Es zeigte sich, dass die Renovierungsarbeiten im Inneren der Pension noch nicht so weit fortgeschritten waren wie an der Außenfassade. Die Möbel hatten ihre besten Jahre längst hinter sich, und den Decken und Wänden hätten einige Reparaturarbeiten und ein neuer Anstrich sicher gutgetan.

»Nicht modern, aber sauber«, erklärte Keskin, die Max’ Gedanken zu erraten schien. »Und die Inhaber sind sehr freundlich.«

Max nickte. »Alles prima. Gibt es hier auch ein Zimmer für mich? Ich meine, falls ich bleibe.«

»Nein, alles ausgebucht«, erklärte Jana, noch bevor Keskin antworten konnte.

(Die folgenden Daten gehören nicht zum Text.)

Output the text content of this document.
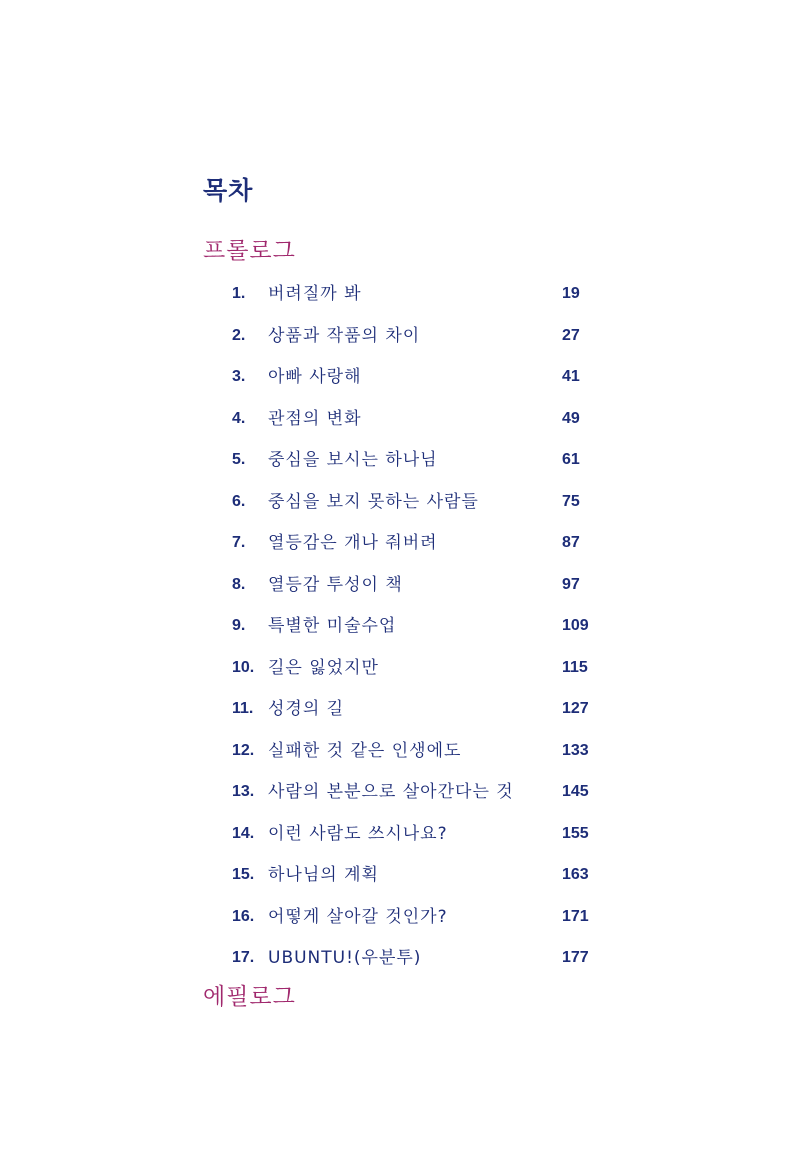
목차
프롤로그
1. 버려질까 봐	19
2. 상품과 작품의 차이	27
3. 아빠 사랑해	41
4. 관점의 변화	49
5. 중심을 보시는 하나님	61
6. 중심을 보지 못하는 사람들	75
7. 열등감은 개나 줘버려	87
8. 열등감 투성이 책	97
9. 특별한 미술수업	109
10. 길은 잃었지만	115
11. 성경의 길	127
12. 실패한 것 같은 인생에도	133
13. 사람의 본분으로 살아간다는 것	145
14. 이런 사람도 쓰시나요?	155
15. 하나님의 계획	163
16. 어떻게 살아갈 것인가?	171
17. UBUNTU!(우분투)	177
에필로그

»Ah, okay. Und wo soll ich übernachten?«

»Ich habe Ihnen ein Zimmer in einer Pension ganz in der Nähe gebucht. Ich gebe Ihnen nachher die Adresse. Hatten Sie denn eine gute Anreise?«

Max nickte. »Der Regen hat das Fahren etwas anstrengend gemacht, aber es ging.«

Dabei sah er Jana Brosius an und überlegte, was Keskin ihr wohl alles von ihrer speziellen Version der Ereignisse um Bernd Menkhoff erzählt hatte. Und er fragte sich, wie sie es geschafft hatte, die junge Frau so zu beeinflussen.